Turning Yellowhead Trail into a free-flow freeway is going to cost Edmonton residents.
A report from the city suggests a 1.76 per cent tax increase between 2017 and 2026 to cover the City of Edmonton’s $510-million contribution to the Yellowhead Trail project.
The tax increase is based on projections of construction cost and interest rates.
The report will be presented to city council Tuesday, Feb. 21.
The federal government will contribute $241.6 million towards the $1-billion project (in 2015 dollars), and the province of Alberta will contribute the same amount.

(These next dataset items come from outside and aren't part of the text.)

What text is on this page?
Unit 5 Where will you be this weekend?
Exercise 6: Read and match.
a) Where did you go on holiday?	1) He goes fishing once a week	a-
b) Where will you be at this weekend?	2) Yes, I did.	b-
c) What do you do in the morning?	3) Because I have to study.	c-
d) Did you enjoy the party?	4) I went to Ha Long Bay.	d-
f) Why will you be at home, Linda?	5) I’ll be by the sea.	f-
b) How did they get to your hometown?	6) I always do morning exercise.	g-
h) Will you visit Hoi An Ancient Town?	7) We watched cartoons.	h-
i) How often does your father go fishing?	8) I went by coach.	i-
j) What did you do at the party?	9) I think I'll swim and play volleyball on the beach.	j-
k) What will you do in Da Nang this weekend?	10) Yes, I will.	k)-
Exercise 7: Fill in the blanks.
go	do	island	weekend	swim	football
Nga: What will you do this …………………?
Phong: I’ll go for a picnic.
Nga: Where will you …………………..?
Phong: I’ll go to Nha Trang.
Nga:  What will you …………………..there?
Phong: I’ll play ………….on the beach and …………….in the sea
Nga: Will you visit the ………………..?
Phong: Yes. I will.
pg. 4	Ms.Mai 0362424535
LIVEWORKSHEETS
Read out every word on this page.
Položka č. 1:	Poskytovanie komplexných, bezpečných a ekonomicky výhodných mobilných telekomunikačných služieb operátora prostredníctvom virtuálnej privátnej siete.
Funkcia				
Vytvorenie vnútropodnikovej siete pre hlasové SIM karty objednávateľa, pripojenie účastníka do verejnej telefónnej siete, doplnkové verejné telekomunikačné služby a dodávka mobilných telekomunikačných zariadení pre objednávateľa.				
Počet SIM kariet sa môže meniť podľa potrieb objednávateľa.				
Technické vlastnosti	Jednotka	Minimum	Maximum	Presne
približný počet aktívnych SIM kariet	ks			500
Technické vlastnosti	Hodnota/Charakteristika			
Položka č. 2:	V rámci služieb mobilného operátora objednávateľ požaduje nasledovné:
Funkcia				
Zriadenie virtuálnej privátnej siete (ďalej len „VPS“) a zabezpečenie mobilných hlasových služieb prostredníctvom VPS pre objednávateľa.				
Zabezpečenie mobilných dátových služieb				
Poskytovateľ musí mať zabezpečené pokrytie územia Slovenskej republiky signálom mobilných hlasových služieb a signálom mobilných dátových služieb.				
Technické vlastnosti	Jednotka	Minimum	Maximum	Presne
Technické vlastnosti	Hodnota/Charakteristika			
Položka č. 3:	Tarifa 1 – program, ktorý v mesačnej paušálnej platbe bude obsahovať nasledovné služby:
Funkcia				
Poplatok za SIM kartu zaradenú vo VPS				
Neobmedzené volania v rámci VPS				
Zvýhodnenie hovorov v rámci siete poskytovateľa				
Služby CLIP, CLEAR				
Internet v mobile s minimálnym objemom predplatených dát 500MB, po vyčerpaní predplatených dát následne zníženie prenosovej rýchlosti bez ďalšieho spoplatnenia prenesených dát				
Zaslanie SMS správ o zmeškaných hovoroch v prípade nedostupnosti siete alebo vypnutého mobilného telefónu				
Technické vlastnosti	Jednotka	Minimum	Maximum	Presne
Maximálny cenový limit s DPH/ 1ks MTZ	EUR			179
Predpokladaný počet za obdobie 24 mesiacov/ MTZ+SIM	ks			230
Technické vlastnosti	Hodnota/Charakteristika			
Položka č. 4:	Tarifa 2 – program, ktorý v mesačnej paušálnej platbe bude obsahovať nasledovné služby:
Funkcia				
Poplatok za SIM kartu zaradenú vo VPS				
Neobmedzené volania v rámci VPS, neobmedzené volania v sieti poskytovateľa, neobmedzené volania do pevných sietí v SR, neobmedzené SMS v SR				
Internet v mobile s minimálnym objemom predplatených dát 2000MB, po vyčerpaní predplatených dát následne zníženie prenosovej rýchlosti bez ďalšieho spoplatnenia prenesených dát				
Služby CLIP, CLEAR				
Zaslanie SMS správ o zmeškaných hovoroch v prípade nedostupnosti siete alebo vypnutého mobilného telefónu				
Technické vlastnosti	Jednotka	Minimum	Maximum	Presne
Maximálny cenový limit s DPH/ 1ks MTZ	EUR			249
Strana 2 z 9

It’s been estimated the project will create 6,000 jobs, generating over $500 million in wages and more than $100 million in taxes. It estimates travel time savings of $25 million in today’s terms, “increasing to $75 million in 30 years.”
Eight intersections with signals, and more than a dozen other intersections and access points, would be eliminated, according to plan.
Collision cost reductions would range from $10 million to $15 million.
Currently, the Yellowhead sees 63,000 to 81,000 vehicles per day, with 20 per cent of those being trucks. Those numbers are expected to grow to 87,000 to 155,000 vehicles per day in 30 years.
The Yellowhead Trail Freeway Plan suggests Anthony Henday Drive is not expected to take traffic off the Yellowhead.